My husband is 52 years old and he and I went for a walk the other day. I noticed when he walks he doesn’t move his right arm. His dad has PD and he has seen how much he has deteriorated over the past couple years. It’s very hard for him to see that. I want to talk to him about him seeing a doctor, but I have a feeling he will be in denial and not want to talk about it. It’s just the conversation I’m dreading. Any suggestions?? Thank you.
I understand your hesitance in initiating the conversation. No one wants to be told that they may have an incurable neurological disease, especially when they have seen the effects on a close relative. However, I think that bringing it up now, rather than waiting for other symptoms emerge, is probably best for your husband. Early diagnosis, if it is PD, will give him a chance to start doing the things he needs to do now to delay the disease. Treatments and therapies have changed dramatically in the last few years, making life easier for many people with PD.
If he has noticed that his arm is not swaying, he may be reluctant to admit it. It may actually be a relief to him if you bring it up. As a person who has Parkinson’s, it was actually a big relief when I was diagnosed. Not knowing what was wrong with me was very scary. I would suggest that you search this website for information about Parkinson’s symptoms and treatments that can help you talk to him about it.
Do you have a doctor that he sees regularly? One thing you can do is speak to the doctor about your concerns. Unfortunately, most general practitioners do not know much about PD and do not look for it unless the patient brings it up. You want your doctor to be prepared to look for PD symptoms other than a tremor the next time your husband goes in for a checkup or office visit. This will take some of the pressure off of you to approach him about it now.
I hope that this will help you. Please do not hesitate to ask more questions. Sending you hugs.
Sharon Parkinsonsdisease.net team
It’s not easy to talk to people about medical issues, especially with something like Parkinson’s, especially when they’ve seen the later stages.
I know when my parents saw my finger twitch at age 40 (I’m all but 48 now – diagnosed at 45), I was also in hiding / denial. When my moment came years later, I went in thinking it was something else I was misdiagnosed on and then it was there. It was a heavy moment, but like many things, we confront them and fight back, knowing there are good days and bad days. However, treatment and medicine now can be helpful in the early stages.
Twitchy Woman makes a lot of good points about the benefit of treatment early. A solid neurologist can make all the difference. I’m thankful for mine.
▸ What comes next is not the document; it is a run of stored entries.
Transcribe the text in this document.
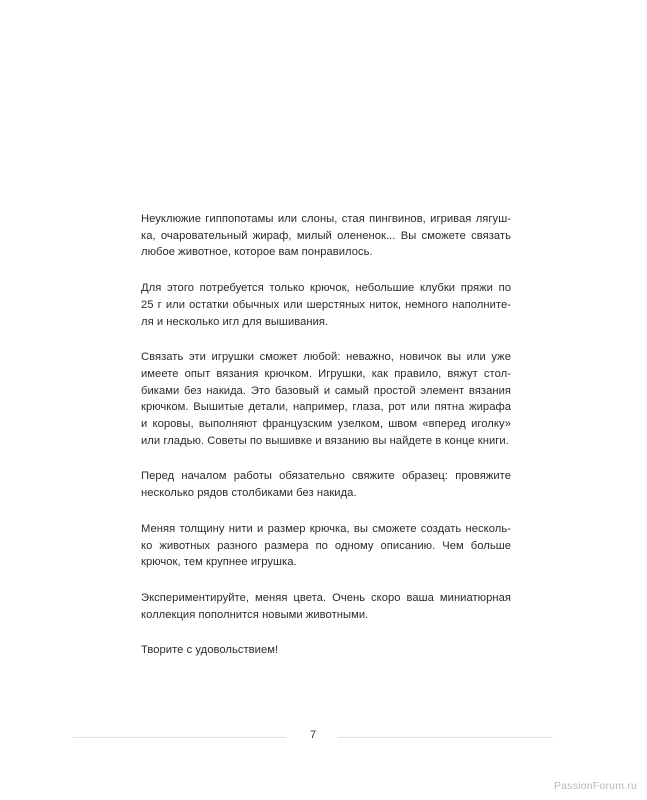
Неуклюжие гиппопотамы или слоны, стая пингвинов, игривая лягуш-
ка, очаровательный жираф, милый олененок... Вы сможете связать
любое животное, которое вам понравилось.

Для этого потребуется только крючок, небольшие клубки пряжи по
25 г или остатки обычных или шерстяных ниток, немного наполните-
ля и несколько игл для вышивания.

Связать эти игрушки сможет любой: неважно, новичок вы или уже
имеете опыт вязания крючком. Игрушки, как правило, вяжут стол-
биками без накида. Это базовый и самый простой элемент вязания
крючком. Вышитые детали, например, глаза, рот или пятна жирафа
и коровы, выполняют французским узелком, швом «вперед иголку»
или гладью. Советы по вышивке и вязанию вы найдете в конце книги.

Перед началом работы обязательно свяжите образец: провяжите
несколько рядов столбиками без накида.

Меняя толщину нити и размер крючка, вы сможете создать несколь-
ко животных разного размера по одному описанию. Чем больше
крючок, тем крупнее игрушка.

Экспериментируйте, меняя цвета. Очень скоро ваша миниатюрная
коллекция пополнится новыми животными.

Творите с удовольствием!

7
PassionForum.ru
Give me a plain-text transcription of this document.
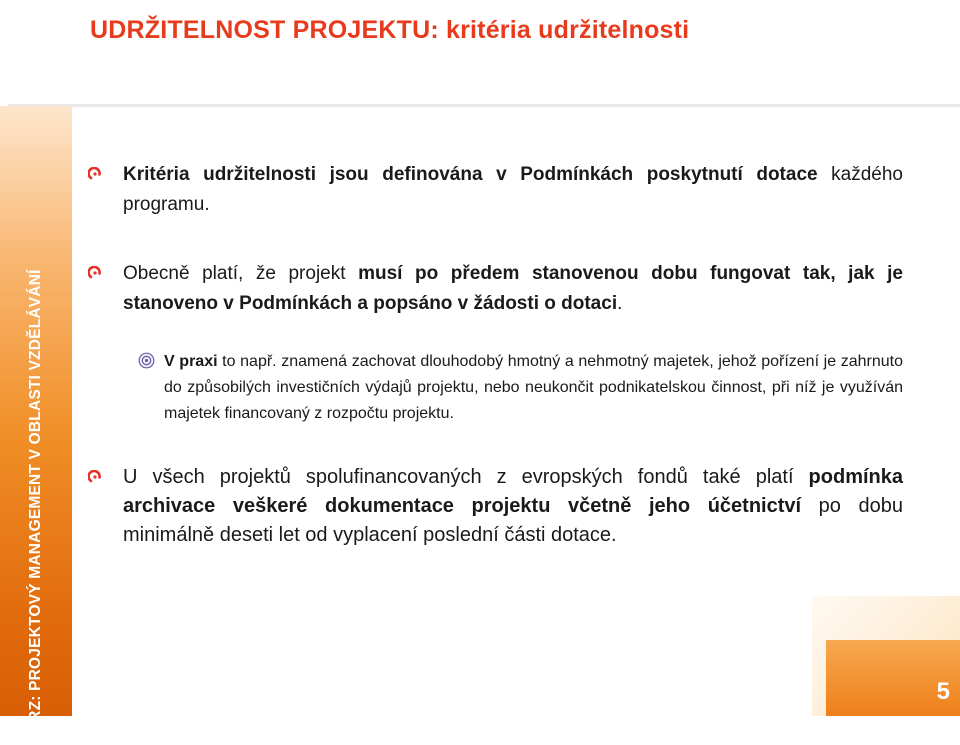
UDRŽITELNOST PROJEKTU: kritéria udržitelnosti
KURZ: PROJEKTOVÝ MANAGEMENT V OBLASTI VZDĚLÁVÁNÍ
Kritéria udržitelnosti jsou definována v Podmínkách poskytnutí dotace každého programu.
Obecně platí, že projekt musí po předem stanovenou dobu fungovat tak, jak je stanoveno v Podmínkách a popsáno v žádosti o dotaci.
V praxi to např. znamená zachovat dlouhodobý hmotný a nehmotný majetek, jehož pořízení je zahrnuto do způsobilých investičních výdajů projektu, nebo neukončit podnikatelskou činnost, při níž je využíván majetek financovaný z rozpočtu projektu.
U všech projektů spolufinancovaných z evropských fondů také platí podmínka archivace veškeré dokumentace projektu včetně jeho účetnictví po dobu minimálně deseti let od vyplacení poslední části dotace.
5
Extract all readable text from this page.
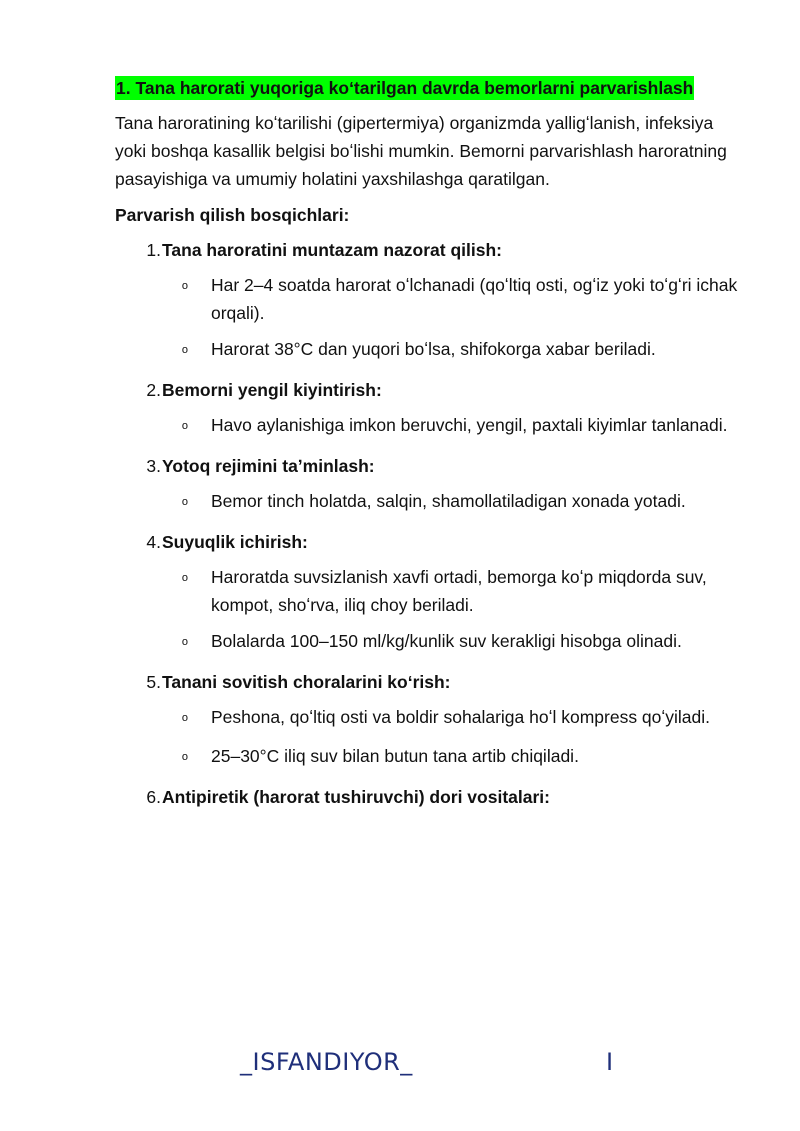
1. Tana harorati yuqoriga koʻtarilgan davrda bemorlarni parvarishlash

Tana haroratining koʻtarilishi (gipertermiya) organizmda yalligʻlanish, infeksiya yoki boshqa kasallik belgisi boʻlishi mumkin. Bemorni parvarishlash haroratning pasayishiga va umumiy holatini yaxshilashga qaratilgan.

Parvarish qilish bosqichlari:

1. Tana haroratini muntazam nazorat qilish:
o	Har 2–4 soatda harorat oʻlchanadi (qoʻltiq osti, ogʻiz yoki toʻgʻri ichak orqali).
o	Harorat 38°C dan yuqori boʻlsa, shifokorga xabar beriladi.
2. Bemorni yengil kiyintirish:
o	Havo aylanishiga imkon beruvchi, yengil, paxtali kiyimlar tanlanadi.
3. Yotoq rejimini taʼminlash:
o	Bemor tinch holatda, salqin, shamollatiladigan xonada yotadi.
4. Suyuqlik ichirish:
o	Haroratda suvsizlanish xavfi ortadi, bemorga koʻp miqdorda suv, kompot, shoʻrva, iliq choy beriladi.
o	Bolalarda 100–150 ml/kg/kunlik suv kerakligi hisobga olinadi.
5. Tanani sovitish choralarini koʻrish:
o	Peshona, qoʻltiq osti va boldir sohalariga hoʻl kompress qoʻyiladi.
o	25–30°C iliq suv bilan butun tana artib chiqiladi.
6. Antipiretik (harorat tushiruvchi) dori vositalari:
_ISFANDIYOR_	I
Being supportive, active, and positive, both as a caregiver and “Parkie” is important. Diagnosis is a big pill to swallow. I call that moment “Avalanche Day.” That said, we all have these moments in life, though in different ways as life throws us curves, but we’re able to work through them in our own way. I wish you luck in helping your husband find his way. Perhaps building him up to a discussion could help cross that bridge if it’s something that could be too much in the moment.
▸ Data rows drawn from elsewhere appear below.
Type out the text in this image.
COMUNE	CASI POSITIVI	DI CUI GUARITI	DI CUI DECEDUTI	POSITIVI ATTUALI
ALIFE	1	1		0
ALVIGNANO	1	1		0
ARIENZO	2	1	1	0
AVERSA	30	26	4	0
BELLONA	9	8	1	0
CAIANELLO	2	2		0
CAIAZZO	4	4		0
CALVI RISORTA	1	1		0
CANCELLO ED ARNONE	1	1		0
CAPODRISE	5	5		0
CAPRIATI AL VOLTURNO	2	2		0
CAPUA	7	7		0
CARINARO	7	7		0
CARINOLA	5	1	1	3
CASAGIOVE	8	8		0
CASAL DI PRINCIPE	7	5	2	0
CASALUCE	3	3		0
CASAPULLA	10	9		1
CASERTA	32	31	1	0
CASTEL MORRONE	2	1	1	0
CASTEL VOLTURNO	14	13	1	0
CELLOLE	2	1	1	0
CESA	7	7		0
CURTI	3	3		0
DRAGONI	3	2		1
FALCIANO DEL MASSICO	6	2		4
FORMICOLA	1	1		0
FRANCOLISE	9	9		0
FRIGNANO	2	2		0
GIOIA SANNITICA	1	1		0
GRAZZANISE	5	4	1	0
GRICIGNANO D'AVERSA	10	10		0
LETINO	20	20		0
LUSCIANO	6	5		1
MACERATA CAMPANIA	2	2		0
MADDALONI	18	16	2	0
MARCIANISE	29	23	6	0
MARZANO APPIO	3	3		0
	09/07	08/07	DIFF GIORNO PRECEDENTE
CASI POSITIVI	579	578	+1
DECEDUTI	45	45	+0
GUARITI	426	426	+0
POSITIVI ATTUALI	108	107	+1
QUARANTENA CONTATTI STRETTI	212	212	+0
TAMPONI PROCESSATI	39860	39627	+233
I want to thank you for your request for info. Just the fact that you’re here asking shows how much you care for him. I wish you the best possible outcome in this journey. Please let me know if I can be of any assistance going forward.
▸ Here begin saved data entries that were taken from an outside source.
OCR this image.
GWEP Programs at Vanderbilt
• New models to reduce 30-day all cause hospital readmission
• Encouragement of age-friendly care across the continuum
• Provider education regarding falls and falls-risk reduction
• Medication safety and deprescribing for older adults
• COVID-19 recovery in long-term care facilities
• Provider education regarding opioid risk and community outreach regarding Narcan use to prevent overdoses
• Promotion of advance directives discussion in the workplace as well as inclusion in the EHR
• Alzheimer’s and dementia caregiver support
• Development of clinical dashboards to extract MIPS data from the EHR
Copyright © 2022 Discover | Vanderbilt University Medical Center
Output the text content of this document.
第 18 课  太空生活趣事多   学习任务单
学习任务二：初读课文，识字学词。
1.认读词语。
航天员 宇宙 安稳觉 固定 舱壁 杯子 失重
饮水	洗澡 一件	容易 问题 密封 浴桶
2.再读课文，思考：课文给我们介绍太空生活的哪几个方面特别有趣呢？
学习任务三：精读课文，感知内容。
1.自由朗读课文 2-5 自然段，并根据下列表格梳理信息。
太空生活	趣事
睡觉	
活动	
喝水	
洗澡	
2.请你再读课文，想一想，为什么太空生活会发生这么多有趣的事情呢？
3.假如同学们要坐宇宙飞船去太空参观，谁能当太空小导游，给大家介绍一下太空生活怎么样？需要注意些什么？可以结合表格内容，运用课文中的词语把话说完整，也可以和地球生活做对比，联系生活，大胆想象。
Still haven’t talked to him. I think he is concerned with the high blood pressure in general and he’s been trying to work out more and eating better. He’s also making home a little bit more of a priority than work. I think he realizes stress has a big factor in all of this. But that is where I feel like I shouldn’t stress him out more with bringing it up to him. I appreciate all of you who responded. I’m hoping to bring it up soon to him but I know it’s nothing we both want to discuss. I guess this is what getting older is about. Time to start acting like adults!